Kyan is taking 23 units in addition to his involvement with symphony orchestra, video game orchestra and two chamber music groups. Despite this, Kyan puts a positive spin on his engagements and the time they consume.

“Honestly, I don’t know how I balance my commitments with school. I just spend very little time for myself. For example, I used to spend at least two hours a day playing video games or reading, but I haven’t done either of those things since summer,” Kyan said. “But then again, the more time I have to myself, the more I slack off on my schoolwork, so this is another way of keeping myself on task and always working.”

For all three of these players though, the struggle is worth it. For Zucker and Chen, playing music at UC Davis has positively impacted their social lives as well as helped them develop as musicians.

Being part of the campus band has been great and has introduced me to new, like-minded individuals who are committed to playing together with one another,” Chen said. “There’s also not as many people as you would have in a lecture hall for a class, so you can really get to know the people who you’re playing with. Jazz band has also been tremendously helpful in helping me to discover new music and incorporate different ideas and expand my musical vision.”

Moreover, Zucker enjoys being able to represent his school.

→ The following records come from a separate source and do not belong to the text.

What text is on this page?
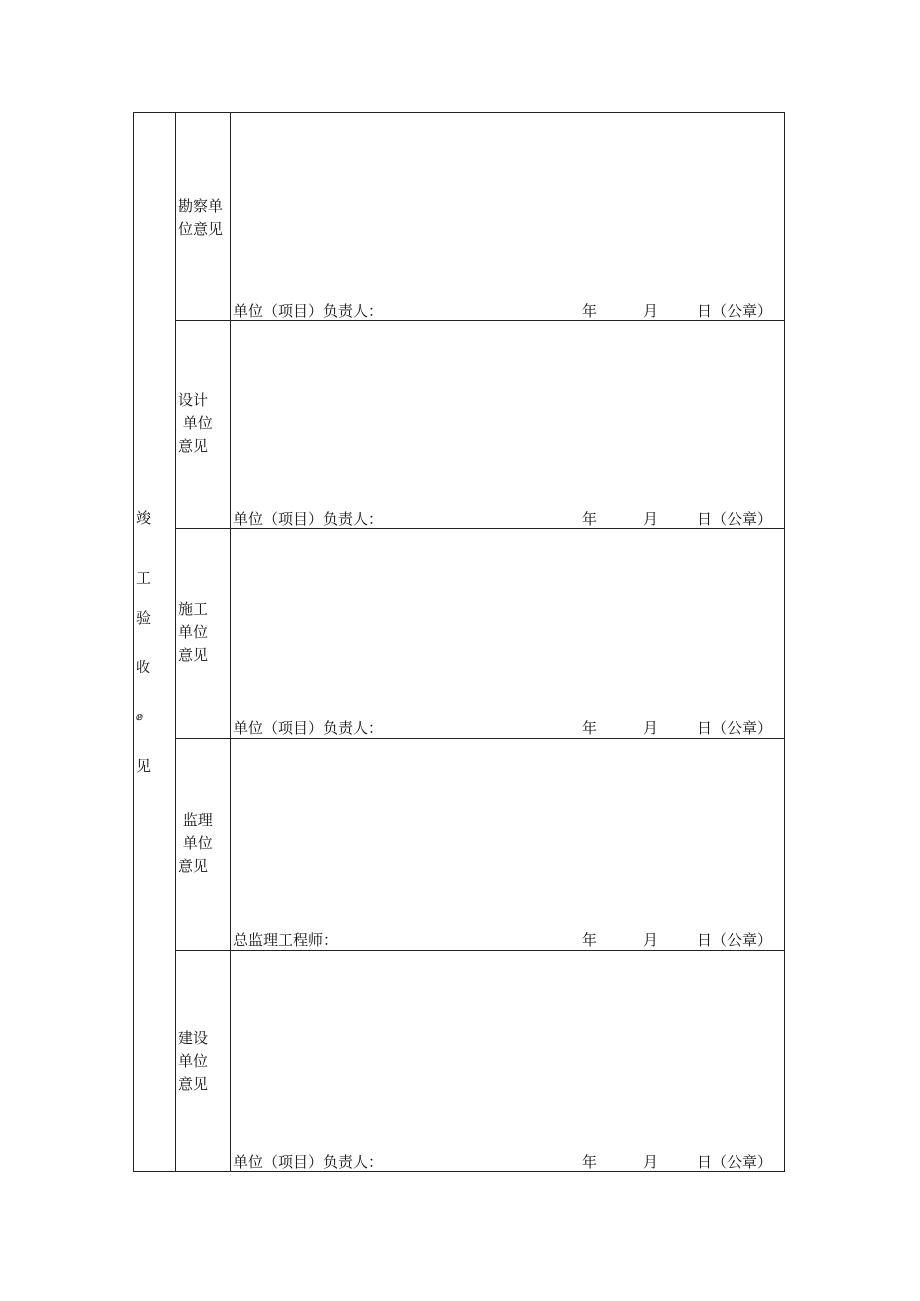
竣
工
验
收
ⅇ
见
勘察单
位意见
单位（项目）负责人：	年	月	日（公章）
设计
单位
意见
单位（项目）负责人：	年	月	日（公章）
施工
单位
意见
单位（项目）负责人：	年	月	日（公章）
监理
单位
意见
总监理工程师：	年	月	日（公章）
建设
单位
意见
单位（项目）负责人：	年	月	日（公章）
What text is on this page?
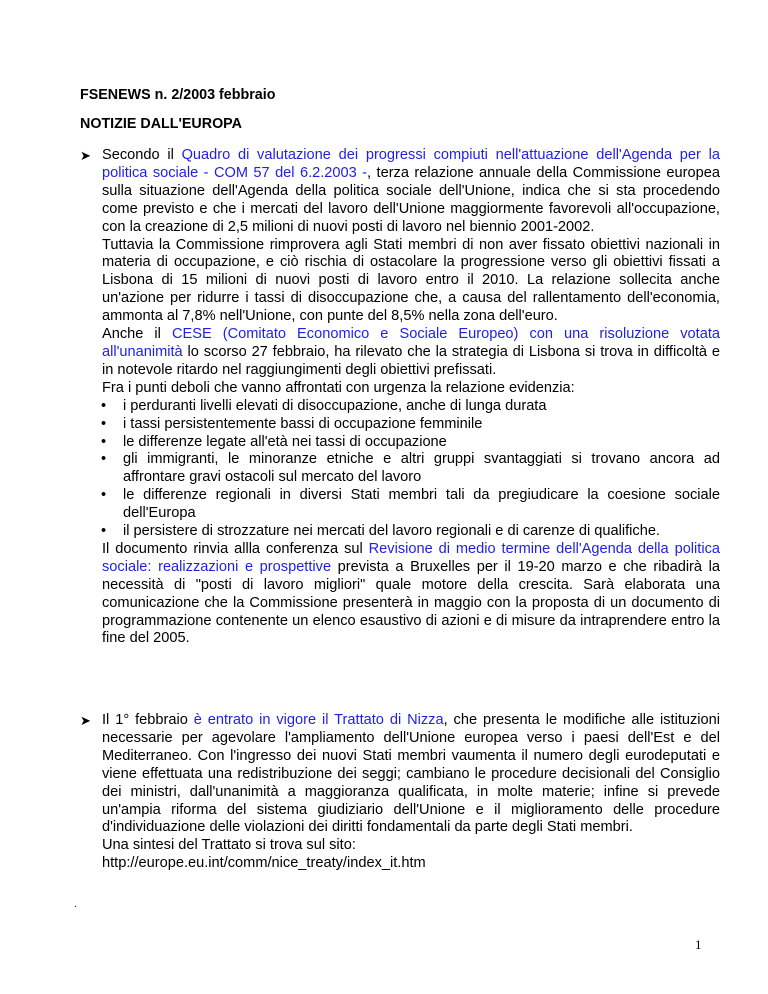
FSENEWS n. 2/2003 febbraio
NOTIZIE DALL'EUROPA
➤ Secondo il Quadro di valutazione dei progressi compiuti nell'attuazione dell'Agenda per la politica sociale - COM 57 del 6.2.2003 -, terza relazione annuale della Commissione europea sulla situazione dell'Agenda della politica sociale dell'Unione, indica che si sta procedendo come previsto e che i mercati del lavoro dell'Unione maggiormente favorevoli all'occupazione, con la creazione di 2,5 milioni di nuovi posti di lavoro nel biennio 2001-2002.
Tuttavia la Commissione rimprovera agli Stati membri di non aver fissato obiettivi nazionali in materia di occupazione, e ciò rischia di ostacolare la progressione verso gli obiettivi fissati a Lisbona di 15 milioni di nuovi posti di lavoro entro il 2010. La relazione sollecita anche un'azione per ridurre i tassi di disoccupazione che, a causa del rallentamento dell'economia, ammonta al 7,8% nell'Unione, con punte del 8,5% nella zona dell'euro.
Anche il CESE (Comitato Economico e Sociale Europeo) con una risoluzione votata all'unanimità lo scorso 27 febbraio, ha rilevato che la strategia di Lisbona si trova in difficoltà e in notevole ritardo nel raggiungimenti degli obiettivi prefissati.
Fra i punti deboli che vanno affrontati con urgenza la relazione evidenzia:
• i perduranti livelli elevati di disoccupazione, anche di lunga durata
• i tassi persistentemente bassi di occupazione femminile
• le differenze legate all'età nei tassi di occupazione
• gli immigranti, le minoranze etniche e altri gruppi svantaggiati si trovano ancora ad affrontare gravi ostacoli sul mercato del lavoro
• le differenze regionali in diversi Stati membri tali da pregiudicare la coesione sociale dell'Europa
• il persistere di strozzature nei mercati del lavoro regionali e di carenze di qualifiche.
Il documento rinvia allla conferenza sul Revisione di medio termine dell'Agenda della politica sociale: realizzazioni e prospettive prevista a Bruxelles per il 19-20 marzo e che ribadirà la necessità di "posti di lavoro migliori" quale motore della crescita. Sarà elaborata una comunicazione che la Commissione presenterà in maggio con la proposta di un documento di programmazione contenente un elenco esaustivo di azioni e di misure da intraprendere entro la fine del 2005.
➤ Il 1° febbraio è entrato in vigore il Trattato di Nizza, che presenta le modifiche alle istituzioni necessarie per agevolare l'ampliamento dell'Unione europea verso i paesi dell'Est e del Mediterraneo. Con l'ingresso dei nuovi Stati membri vaumenta il numero degli eurodeputati e viene effettuata una redistribuzione dei seggi; cambiano le procedure decisionali del Consiglio dei ministri, dall'unanimità a maggioranza qualificata, in molte materie; infine si prevede un'ampia riforma del sistema giudiziario dell'Unione e il miglioramento delle procedure d'individuazione delle violazioni dei diritti fondamentali da parte degli Stati membri.
Una sintesi del Trattato si trova sul sito:
http://europe.eu.int/comm/nice_treaty/index_it.htm
.
1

“I feel proud to be an example for the school in marching band at gigs and football games. Nothing but good things,” Zucker said.

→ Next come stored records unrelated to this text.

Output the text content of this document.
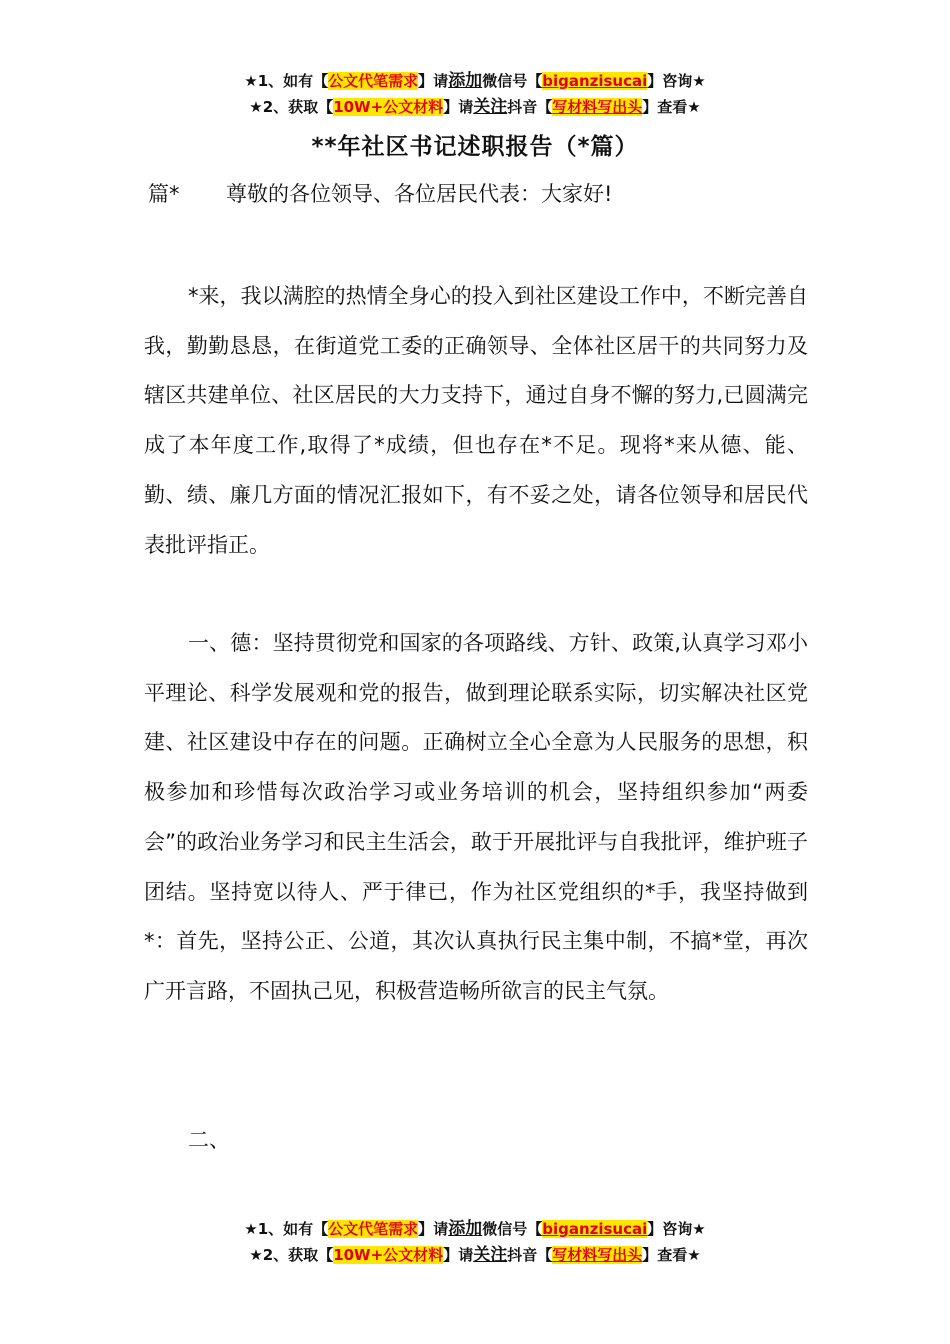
★1、如有【公文代笔需求】请添加微信号【biganzisucai】咨询★
★2、获取【10W+公文材料】请关注抖音【写材料写出头】查看★
**年社区书记述职报告（*篇）
篇* 尊敬的各位领导、各位居民代表：大家好!

*来，我以满腔的热情全身心的投入到社区建设工作中，不断完善自我，勤勤恳恳，在街道党工委的正确领导、全体社区居干的共同努力及辖区共建单位、社区居民的大力支持下，通过自身不懈的努力,已圆满完成了本年度工作,取得了*成绩，但也存在*不足。现将*来从德、能、勤、绩、廉几方面的情况汇报如下，有不妥之处，请各位领导和居民代表批评指正。

一、德：坚持贯彻党和国家的各项路线、方针、政策,认真学习邓小平理论、科学发展观和党的报告，做到理论联系实际，切实解决社区党建、社区建设中存在的问题。正确树立全心全意为人民服务的思想，积极参加和珍惜每次政治学习或业务培训的机会，坚持组织参加“两委会”的政治业务学习和民主生活会，敢于开展批评与自我批评，维护班子团结。坚持宽以待人、严于律已，作为社区党组织的*手，我坚持做到*：首先，坚持公正、公道，其次认真执行民主集中制，不搞*堂，再次广开言路，不固执己见，积极营造畅所欲言的民主气氛。

二、

★1、如有【公文代笔需求】请添加微信号【biganzisucai】咨询★
★2、获取【10W+公文材料】请关注抖音【写材料写出头】查看★
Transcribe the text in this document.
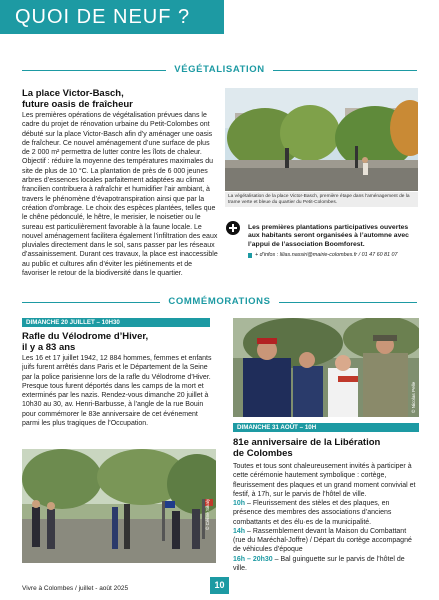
QUOI DE NEUF ?
VÉGÉTALISATION
La place Victor-Basch,
future oasis de fraîcheur
Les premières opérations de végétalisation prévues dans le cadre du projet de rénovation urbaine du Petit-Colombes ont débuté sur la place Victor-Basch afin d’y aménager une oasis de fraîcheur. Ce nouvel aménagement d’une surface de plus de 2 000 m² permettra de lutter contre les îlots de chaleur. Objectif : réduire la moyenne des températures maximales du site de plus de 10 °C. La plantation de près de 6 000 jeunes arbres d’essences locales parfaitement adaptées au climat francilien contribuera à rafraîchir et humidifier l’air ambiant, à travers le phénomène d’évapotranspiration ainsi que par la création d’ombrage. Le choix des espèces plantées, telles que le chêne pédonculé, le hêtre, le merisier, le noisetier ou le sureau est particulièrement favorable à la faune locale. Le nouvel aménagement facilitera également l’infiltration des eaux pluviales directement dans le sol, sans passer par les réseaux d’assainissement. Durant ces travaux, la place est inaccessible au public et cultures afin d’éviter les piétinements et de favoriser le retour de la biodiversité dans le quartier.
La végétalisation de la place Victor-Basch, première étape dans l’aménagement de la trame verte et bleue du quartier du Petit-Colombes.
Les premières plantations participatives ouvertes aux habitants seront organisées à l’automne avec l’appui de l’association Boomforest.
+ d’infos : lilias.nassiri@mairie-colombes.fr / 01 47 60 81 07
COMMÉMORATIONS
DIMANCHE 20 JUILLET – 10H30
Rafle du Vélodrome d’Hiver,
il y a 83 ans
Les 16 et 17 juillet 1942, 12 884 hommes, femmes et enfants juifs furent arrêtés dans Paris et le Département de la Seine par la police parisienne lors de la rafle du Vélodrome d’Hiver. Presque tous furent déportés dans les camps de la mort et exterminés par les nazis. Rendez-vous dimanche 20 juillet à 10h30 au 30, av. Henri-Barbusse, à l’angle de la rue Bouin pour commémorer le 83e anniversaire de cet événement parmi les plus tragiques de l’Occupation.
© Céline Sikaly
© Nicolas Pelle
DIMANCHE 31 AOÛT – 10H
81e anniversaire de la Libération
de Colombes
Toutes et tous sont chaleureusement invités à participer à cette cérémonie hautement symbolique : cortège, fleurissement des plaques et un grand moment convivial et festif, à 17h, sur le parvis de l’hôtel de ville.
10h – Fleurissement des stèles et des plaques, en présence des membres des associations d’anciens combattants et des élu·es de la municipalité.
14h – Rassemblement devant la Maison du Combattant (rue du Maréchal-Joffre) / Départ du cortège accompagné de véhicules d’époque
16h – 20h30 – Bal guinguette sur le parvis de l’hôtel de ville.
Vivre à Colombes / juillet - août 2025	10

For many musicians, the motivation to continue can be found in remembering their humble beginnings. For Zucker, his drumming curiosity was sparked by the video game Rock Band. Chen, on the other hand, switched to guitar after realizing his dislike for the piano in sixth grade.

“I would say that I didn’t really take [playing guitar] seriously until junior year of high school, but ever since starting guitar, I’d started listening to a lot of classic rock and blues, my main influences being Led Zeppelin, Jimi Hendrix, Stevie Ray Vaughan, Pink Floyd, among others,” Chen said. “Music really spoke to me because it felt incredibly relatable. Many artists’ personalities aligned with mine — I am naturally a pretty shy person, and I found many of my guitar influences to be the same way. For them, music was a way to speak, and I quickly found that to be true of myself as well.”

Just as important as keeping in mind what these musicians love about their instrument, they must also remember the inspirations that fuel their playing.

“I really love the variety of sounds I can make with my cello, exploring the different ways the notes sound when I play something differently,” Kyan said. “For example, the cello can play low notes to solidify the rhythm of the piece or play high notes like a solo violin.”

Being involved in any UC Davis music ensemble requires a lot of dedication. For these musicians, it seems that the talent they foster, the connections they develop and their ability to represent their college campus make the sacrifices fade to background noise. The sound of the music they play drowns out their worries, and they make sure their climb through college is one with a good soundtrack.